08 Jul Labor calls for an Australian Magnitsky Act to target human rights abusers
Anthony Galloway – The Sydney Morning Herald – Wednesday 08 July 2020
Labor’s foreign affairs spokeswoman Penny Wong is calling for Australia to introduce its own Magnitsky Act to target human rights abusers after the United Kingdom unveiled its much-anticipated laws.
The adoption of the new sanctions regime in the UK has also sparked one Liberal MP to warn that Australia now risked becoming a safe haven for bad actors unless it passed its own laws.
The UK is imposing sanctions on 49 people and organisations behind some of the most “notorious” human rights abuses in recent years, including individuals in Saudi Arabia, Russia, Myanmar and North Korea.
The new laws, based on the United States Magnitsky Act that targets individuals rather than whole countries, will include asset freezes and travel bans.
The Morrison government initiated an inquiry in December into whether Australia should enact Magnitsky-style laws that would give it the power to seize the assets of human rights offenders and ban them from entering the country.
Senator Wong has confirmed Labor’s position is to have an Australian Magnitsky Act “to send a strong signal to those committing human rights abuses abroad and to defend our democratic institutions”.
“While the world is rightly focused on managing the pandemic, we’ve continued to see human rights abuses,” she said.
“This is why the UK has flagged targeted sanctions under its recently passed Magnitsky laws. Australia has existing sanctions mechanisms, and an Australian Magnitsky Act would allow for more explicit targeting of human rights and corruption abuses.”
While the Morrison government has not ruled out introducing Magnitsky-style laws, the Department of Foreign Affairs and Trade has been pushing for the introduction of a new sanctions regime through an amendment to the existing Autonomous Sanctions Regulations 2011 – meaning it would not have to be legislated in parliament.

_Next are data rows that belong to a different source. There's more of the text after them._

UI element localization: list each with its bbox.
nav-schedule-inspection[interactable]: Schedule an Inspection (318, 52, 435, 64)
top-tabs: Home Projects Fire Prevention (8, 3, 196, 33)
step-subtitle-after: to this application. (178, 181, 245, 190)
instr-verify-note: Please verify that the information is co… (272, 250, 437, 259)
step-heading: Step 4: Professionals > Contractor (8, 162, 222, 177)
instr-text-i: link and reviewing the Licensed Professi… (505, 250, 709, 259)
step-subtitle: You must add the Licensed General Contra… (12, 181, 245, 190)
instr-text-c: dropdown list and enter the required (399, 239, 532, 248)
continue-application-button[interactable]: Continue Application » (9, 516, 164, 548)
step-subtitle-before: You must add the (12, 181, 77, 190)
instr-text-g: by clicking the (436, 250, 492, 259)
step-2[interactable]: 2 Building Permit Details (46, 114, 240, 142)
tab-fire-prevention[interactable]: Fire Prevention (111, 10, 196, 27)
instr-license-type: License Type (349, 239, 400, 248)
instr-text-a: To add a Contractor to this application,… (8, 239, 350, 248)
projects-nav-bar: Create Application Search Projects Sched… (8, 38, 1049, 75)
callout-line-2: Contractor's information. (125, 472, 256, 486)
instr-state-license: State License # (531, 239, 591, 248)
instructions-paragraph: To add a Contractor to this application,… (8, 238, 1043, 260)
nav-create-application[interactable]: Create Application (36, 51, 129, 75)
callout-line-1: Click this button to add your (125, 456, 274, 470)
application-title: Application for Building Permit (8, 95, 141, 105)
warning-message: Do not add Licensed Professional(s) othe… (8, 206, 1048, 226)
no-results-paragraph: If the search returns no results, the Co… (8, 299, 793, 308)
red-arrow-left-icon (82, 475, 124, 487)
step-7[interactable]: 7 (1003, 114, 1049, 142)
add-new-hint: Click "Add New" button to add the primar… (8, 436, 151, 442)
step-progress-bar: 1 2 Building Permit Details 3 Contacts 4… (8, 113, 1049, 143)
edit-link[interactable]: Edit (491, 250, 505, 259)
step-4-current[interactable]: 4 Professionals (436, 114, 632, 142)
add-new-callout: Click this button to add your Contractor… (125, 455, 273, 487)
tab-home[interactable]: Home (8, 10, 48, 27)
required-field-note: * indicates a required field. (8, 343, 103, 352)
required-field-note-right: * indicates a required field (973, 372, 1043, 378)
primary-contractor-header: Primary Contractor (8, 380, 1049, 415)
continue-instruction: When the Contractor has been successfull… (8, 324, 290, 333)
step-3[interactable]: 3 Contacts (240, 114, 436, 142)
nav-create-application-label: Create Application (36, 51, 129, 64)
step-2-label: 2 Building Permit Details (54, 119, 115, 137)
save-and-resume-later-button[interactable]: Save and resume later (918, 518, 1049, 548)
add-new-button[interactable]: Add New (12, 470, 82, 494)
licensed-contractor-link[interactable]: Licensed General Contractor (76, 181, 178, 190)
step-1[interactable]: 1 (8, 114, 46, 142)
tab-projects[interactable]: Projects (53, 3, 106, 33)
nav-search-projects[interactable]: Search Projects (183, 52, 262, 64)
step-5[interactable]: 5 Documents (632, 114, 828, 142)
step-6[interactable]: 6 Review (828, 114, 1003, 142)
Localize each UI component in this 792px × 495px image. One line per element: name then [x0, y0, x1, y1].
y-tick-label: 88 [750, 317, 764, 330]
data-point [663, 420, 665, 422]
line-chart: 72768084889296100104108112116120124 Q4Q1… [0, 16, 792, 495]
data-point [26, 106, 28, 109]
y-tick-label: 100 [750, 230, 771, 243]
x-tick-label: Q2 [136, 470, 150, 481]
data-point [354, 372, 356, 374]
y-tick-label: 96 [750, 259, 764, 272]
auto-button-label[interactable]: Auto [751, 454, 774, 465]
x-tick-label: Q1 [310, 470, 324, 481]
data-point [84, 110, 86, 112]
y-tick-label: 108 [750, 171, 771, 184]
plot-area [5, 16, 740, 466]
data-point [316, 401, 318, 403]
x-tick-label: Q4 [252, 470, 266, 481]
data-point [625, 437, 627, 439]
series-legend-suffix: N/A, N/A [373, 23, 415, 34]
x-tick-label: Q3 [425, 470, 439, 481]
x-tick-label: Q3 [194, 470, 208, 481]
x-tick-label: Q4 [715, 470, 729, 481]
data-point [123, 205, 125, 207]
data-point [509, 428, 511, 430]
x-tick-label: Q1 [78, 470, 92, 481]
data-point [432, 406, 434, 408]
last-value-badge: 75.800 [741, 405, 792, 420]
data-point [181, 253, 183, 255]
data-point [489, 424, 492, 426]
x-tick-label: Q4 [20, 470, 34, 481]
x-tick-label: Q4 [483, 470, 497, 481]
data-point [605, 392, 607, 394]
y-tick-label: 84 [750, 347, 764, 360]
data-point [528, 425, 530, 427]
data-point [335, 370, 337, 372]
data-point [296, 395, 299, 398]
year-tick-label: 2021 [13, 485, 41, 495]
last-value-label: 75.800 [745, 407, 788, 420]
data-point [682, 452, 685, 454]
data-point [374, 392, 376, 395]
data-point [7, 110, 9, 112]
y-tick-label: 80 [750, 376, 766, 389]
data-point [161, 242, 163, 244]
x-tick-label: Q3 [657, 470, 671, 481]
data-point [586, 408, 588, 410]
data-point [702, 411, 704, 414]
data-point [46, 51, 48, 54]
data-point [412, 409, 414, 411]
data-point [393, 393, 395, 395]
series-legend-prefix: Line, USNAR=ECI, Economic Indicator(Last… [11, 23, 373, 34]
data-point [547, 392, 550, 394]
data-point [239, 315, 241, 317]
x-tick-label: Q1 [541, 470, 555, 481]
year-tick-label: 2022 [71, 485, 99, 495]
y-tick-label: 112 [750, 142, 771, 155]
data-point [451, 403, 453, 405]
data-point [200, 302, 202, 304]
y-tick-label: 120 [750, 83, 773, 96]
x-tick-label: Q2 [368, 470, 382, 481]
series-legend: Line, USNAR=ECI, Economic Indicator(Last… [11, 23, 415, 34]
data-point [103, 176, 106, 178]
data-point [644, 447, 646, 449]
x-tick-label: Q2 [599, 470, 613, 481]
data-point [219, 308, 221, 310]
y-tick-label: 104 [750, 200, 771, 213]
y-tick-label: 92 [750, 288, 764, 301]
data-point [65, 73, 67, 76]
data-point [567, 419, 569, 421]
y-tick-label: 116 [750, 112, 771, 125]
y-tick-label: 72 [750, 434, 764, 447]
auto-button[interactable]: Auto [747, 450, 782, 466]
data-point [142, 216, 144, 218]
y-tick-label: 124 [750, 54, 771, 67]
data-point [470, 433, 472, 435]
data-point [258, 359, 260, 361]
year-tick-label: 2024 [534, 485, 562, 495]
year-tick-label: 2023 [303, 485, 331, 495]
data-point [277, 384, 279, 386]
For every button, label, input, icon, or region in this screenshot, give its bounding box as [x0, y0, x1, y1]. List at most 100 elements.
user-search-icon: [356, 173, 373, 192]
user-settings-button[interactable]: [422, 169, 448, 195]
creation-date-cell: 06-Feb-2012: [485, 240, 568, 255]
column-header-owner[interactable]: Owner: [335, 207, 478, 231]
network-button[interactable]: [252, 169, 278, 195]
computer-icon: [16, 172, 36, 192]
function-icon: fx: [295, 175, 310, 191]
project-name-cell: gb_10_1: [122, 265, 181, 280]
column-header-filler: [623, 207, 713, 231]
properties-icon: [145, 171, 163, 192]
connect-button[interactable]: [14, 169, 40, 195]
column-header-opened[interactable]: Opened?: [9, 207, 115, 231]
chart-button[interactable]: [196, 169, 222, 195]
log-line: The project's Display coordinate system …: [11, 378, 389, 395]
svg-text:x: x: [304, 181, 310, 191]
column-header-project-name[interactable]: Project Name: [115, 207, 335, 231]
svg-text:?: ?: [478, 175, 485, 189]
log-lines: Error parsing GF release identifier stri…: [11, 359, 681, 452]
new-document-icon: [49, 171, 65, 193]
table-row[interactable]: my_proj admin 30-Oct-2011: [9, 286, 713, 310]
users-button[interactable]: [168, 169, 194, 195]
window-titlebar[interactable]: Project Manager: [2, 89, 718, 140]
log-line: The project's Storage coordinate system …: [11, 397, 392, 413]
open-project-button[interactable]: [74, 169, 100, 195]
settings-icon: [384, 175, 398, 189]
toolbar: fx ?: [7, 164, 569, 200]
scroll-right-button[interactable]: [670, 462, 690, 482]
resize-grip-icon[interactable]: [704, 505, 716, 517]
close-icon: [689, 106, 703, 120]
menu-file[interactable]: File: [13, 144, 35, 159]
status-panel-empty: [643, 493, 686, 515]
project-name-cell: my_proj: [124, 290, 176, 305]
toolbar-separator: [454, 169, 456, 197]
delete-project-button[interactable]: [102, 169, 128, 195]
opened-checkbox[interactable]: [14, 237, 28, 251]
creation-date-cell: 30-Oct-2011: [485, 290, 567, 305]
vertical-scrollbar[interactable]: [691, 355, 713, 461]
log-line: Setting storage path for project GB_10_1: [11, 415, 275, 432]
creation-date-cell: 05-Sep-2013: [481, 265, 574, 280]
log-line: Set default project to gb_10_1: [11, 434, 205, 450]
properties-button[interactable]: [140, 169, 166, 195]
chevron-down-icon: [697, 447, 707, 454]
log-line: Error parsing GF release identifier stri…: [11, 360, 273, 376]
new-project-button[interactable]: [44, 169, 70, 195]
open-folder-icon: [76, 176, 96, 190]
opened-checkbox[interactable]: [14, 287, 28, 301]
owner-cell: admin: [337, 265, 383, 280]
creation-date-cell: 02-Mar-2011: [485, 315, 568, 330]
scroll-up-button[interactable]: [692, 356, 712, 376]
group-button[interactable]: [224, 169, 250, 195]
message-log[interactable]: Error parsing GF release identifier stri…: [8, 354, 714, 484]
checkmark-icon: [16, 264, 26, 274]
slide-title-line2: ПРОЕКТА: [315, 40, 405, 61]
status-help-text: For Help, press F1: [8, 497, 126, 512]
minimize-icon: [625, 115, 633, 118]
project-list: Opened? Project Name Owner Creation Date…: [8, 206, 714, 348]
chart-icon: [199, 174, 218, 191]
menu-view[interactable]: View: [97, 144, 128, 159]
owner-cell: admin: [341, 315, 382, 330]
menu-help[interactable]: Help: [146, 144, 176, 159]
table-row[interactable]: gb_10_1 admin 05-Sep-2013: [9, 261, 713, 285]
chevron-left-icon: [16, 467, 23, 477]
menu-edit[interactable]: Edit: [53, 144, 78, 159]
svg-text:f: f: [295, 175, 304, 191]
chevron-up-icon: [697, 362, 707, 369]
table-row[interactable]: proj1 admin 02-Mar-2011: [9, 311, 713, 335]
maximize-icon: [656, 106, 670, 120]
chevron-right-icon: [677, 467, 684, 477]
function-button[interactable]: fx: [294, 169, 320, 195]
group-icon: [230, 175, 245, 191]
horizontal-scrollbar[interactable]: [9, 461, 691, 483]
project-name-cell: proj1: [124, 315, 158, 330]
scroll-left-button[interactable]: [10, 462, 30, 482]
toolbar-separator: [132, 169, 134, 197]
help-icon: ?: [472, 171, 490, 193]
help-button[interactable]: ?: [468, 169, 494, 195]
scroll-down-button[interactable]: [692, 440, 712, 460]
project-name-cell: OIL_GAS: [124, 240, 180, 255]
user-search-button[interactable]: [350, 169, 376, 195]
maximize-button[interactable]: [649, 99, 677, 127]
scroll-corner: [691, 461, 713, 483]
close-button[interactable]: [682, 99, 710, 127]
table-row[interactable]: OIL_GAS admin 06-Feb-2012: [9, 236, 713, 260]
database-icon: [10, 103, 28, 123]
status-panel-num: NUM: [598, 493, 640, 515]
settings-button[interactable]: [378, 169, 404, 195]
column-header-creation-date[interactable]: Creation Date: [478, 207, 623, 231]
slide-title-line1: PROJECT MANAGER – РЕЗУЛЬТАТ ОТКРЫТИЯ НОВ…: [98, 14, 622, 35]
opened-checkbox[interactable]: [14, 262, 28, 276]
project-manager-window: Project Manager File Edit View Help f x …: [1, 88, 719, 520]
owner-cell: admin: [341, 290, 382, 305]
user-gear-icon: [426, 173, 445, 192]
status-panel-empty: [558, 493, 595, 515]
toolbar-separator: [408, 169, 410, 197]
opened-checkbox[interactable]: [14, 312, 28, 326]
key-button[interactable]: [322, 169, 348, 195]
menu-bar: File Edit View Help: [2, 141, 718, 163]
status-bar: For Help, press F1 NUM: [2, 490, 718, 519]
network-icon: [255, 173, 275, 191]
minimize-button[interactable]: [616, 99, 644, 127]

In a hearing of the parliamentary inquiry last month, DFAT first assistant secretary Simon Newnham said his department believed the existing Act “provides the necessary positions and rules” for the new sanctions regime.
Senior government sources said a definitive position has not yet settled on and the government is awaiting the joint standing committee on foreign affairs, defence and trade’s final report.
Three countries will now have Magnitsky-style laws with Canada and the US already having a sanctions regimes in place, while the European Union is also working on developing a similar scheme.
Liberal senator James Paterson, who has been pushing for Magnitsky-style laws in Australia, said the UK’s embrace of the sanctions regime is further evidence Australia should do the same.
“More and more liberal democracies are strengthening their defences against human rights abuses and corruption in an age of rising authoritarianism,” Senator Paterson said.
“If Australia does so we will make sure we don’t inadvertently become a safe haven for the ill-gotten gains of bad actors who have been sanctioned elsewhere.”
The British government will come under pressure to include names of human rights abusers from China under the new sanctions regime.
British Foreign Secretary Dominic Raab did rule out hitting Hong Kong Chief Executive Carrie Lam with sanctions.
The US laws, passed in 2012, were initially designed to sanction Russian officials involved in the prison death of Sergei Magnitsky, a Moscow lawyer investigating wide-scale tax fraud.
Instead of targeting an entire country, the sanctions single out select members of a regime, preventing them from travelling and accessing bank accounts in signatory countries.
Labor senator Kimberley Kitching last year introduced a private senator’s bill to parliament which largely mirrors the US laws.